Herro averaged 17.3 points over four games, hitting 44% of his three-point attempts and all 15 of his free throws. He showed that he is a dangerous weapon and could be the Wildcats’ top scorer on the season.
Tyler Herro putting on a show. pic.twitter.com/6or4XNps4R— Scott Charlton (@Scott_Charlton) August 12, 2018
If Herro is able to continue scoring at a clip of 15 points per game, it changes everything about what Kentucky is able to do offensively. This could be one of the highest scoring teams Calipari has had at Kentucky.
Cal apparently loved what he saw out of Herro on on the trip.
“How about Tyler Herro’s — I’ll use the term ‘swagger,’” Calipari said in his post-Bahamas press conference. “I grabbed him and said, that’s what I want from you. I said, I want you to expect every shot to go in...”
However, he has to be able to play better defense to stay on the court against top competition. Although overall team defense looked strong in the Bahamas, there were times when Herro was obviously the weakest link.
While his athleticism was on full display on the offensive end, Herro often had trouble staying in front of quicker opponents.
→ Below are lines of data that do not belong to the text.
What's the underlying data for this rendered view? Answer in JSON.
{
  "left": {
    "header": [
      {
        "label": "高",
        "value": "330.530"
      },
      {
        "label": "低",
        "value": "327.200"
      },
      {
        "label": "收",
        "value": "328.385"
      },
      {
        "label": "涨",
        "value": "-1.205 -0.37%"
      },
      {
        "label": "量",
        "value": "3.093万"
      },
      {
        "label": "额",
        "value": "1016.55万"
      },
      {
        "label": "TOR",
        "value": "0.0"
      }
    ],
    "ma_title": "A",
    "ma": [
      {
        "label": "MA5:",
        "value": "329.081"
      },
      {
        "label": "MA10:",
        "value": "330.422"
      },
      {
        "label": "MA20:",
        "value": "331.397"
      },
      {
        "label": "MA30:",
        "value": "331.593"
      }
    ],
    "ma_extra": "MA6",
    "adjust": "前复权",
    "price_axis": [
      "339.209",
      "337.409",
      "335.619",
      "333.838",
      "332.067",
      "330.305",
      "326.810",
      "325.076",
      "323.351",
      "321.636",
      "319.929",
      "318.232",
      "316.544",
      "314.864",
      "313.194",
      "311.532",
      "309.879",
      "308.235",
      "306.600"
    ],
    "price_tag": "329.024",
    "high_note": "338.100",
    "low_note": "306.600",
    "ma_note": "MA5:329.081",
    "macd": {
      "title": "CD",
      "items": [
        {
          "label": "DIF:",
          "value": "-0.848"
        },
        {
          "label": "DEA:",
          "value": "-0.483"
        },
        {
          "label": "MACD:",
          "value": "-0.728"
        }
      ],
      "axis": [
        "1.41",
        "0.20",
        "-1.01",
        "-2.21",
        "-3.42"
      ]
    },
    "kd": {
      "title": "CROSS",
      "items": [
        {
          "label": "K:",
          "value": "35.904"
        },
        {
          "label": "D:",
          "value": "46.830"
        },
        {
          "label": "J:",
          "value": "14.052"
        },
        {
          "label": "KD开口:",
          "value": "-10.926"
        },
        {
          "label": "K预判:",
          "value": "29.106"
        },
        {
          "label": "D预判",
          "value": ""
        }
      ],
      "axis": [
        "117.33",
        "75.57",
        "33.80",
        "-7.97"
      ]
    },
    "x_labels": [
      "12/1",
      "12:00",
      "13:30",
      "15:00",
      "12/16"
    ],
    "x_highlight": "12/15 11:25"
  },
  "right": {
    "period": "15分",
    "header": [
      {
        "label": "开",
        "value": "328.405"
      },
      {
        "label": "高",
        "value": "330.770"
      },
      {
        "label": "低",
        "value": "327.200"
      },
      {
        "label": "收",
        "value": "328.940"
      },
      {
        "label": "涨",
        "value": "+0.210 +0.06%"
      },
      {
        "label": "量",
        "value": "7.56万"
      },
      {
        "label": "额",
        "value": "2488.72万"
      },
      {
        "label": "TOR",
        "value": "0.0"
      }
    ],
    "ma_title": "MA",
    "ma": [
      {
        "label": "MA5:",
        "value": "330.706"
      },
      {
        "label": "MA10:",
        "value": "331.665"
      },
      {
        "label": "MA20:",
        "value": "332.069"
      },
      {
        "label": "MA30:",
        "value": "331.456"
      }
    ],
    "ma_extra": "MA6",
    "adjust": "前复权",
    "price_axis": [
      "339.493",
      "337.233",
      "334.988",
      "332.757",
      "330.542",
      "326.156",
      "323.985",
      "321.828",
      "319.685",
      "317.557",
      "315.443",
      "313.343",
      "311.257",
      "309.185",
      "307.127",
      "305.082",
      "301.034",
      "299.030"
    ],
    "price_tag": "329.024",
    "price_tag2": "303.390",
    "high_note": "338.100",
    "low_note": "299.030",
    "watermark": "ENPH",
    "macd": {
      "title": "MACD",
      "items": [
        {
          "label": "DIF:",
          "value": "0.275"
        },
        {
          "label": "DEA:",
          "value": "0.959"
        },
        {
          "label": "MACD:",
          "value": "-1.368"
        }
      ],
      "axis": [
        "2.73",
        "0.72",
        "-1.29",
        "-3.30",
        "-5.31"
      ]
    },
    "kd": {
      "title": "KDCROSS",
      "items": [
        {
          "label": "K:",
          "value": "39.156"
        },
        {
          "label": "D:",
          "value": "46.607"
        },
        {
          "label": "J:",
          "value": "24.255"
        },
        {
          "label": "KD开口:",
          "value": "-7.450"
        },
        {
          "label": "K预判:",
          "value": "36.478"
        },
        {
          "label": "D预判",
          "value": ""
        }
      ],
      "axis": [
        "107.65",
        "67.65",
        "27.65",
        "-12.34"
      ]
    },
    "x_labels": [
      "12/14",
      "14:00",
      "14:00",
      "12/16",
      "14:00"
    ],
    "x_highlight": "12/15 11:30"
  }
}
He also does not inherently love contact, so he is not always as aggressive on the defensive end as he is with the ball in his hands.
While fouls are not usually used as a positive metric, Herro was next to last on the team (Quade Green led the way) with 6 personal fouls during the trip for all primary players that saw action in every game. The lack of fouls can certainly show us discipline and body control for some players, but for others it could be the result of a lack of defensive prowess.
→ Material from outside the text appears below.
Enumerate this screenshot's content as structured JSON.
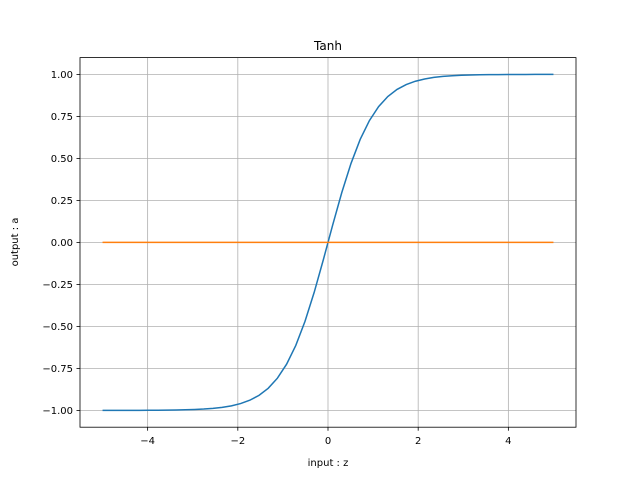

Herro’s low foul count shows us two things. Herro was often not in a position to make a strong play on the ball, and he was not physical enough to initiate contact.
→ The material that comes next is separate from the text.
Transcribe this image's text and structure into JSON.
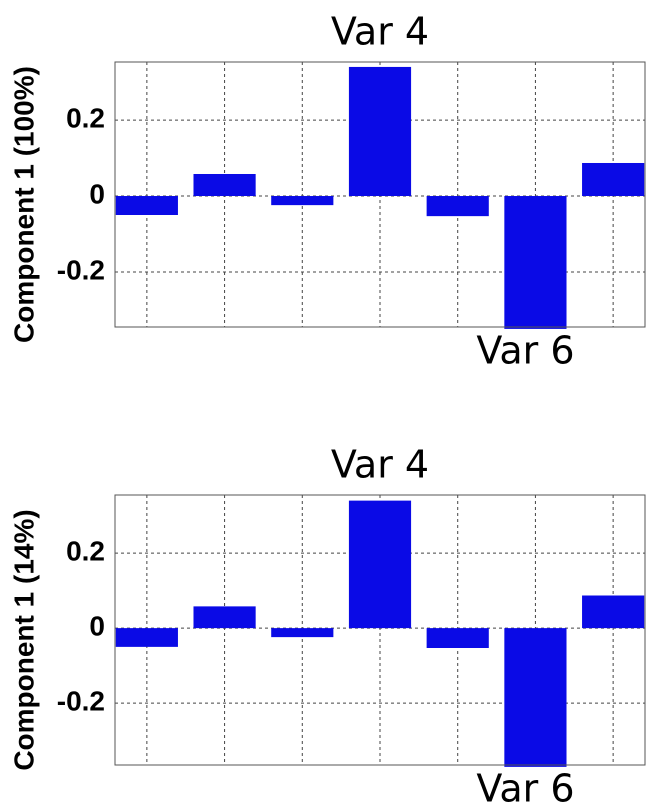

If he could get to a place where he shows the same aggression on defense as he does when trying to score, he could really help the team out on that end of the floor.
Tyler Herro with the strong take to the cup. pic.twitter.com/eyXF5u2pu1— Scott Charlton (@Scott_Charlton) August 12, 2018
Again, even though we have already seen four games it is still early. John Calipari and his staff have time to work with Herro on his lateral movement, positioning, and physicality.
If he works as hard on his defensive footwork as he has on his jumper, I expect Herro to be a completely different defender come November. And when that happens, it will be hard to keep him off the floor in any situation.
“Tyler is playing well,” Calipari said. “I just told him, it’s good to play well like you did, but now, that’s a standard to grow from. Now you’re going to have to go from where you are to grow. That’s the downside of it.”
If he continues to grow defensively, there will be no downside to what he brings to the court this season.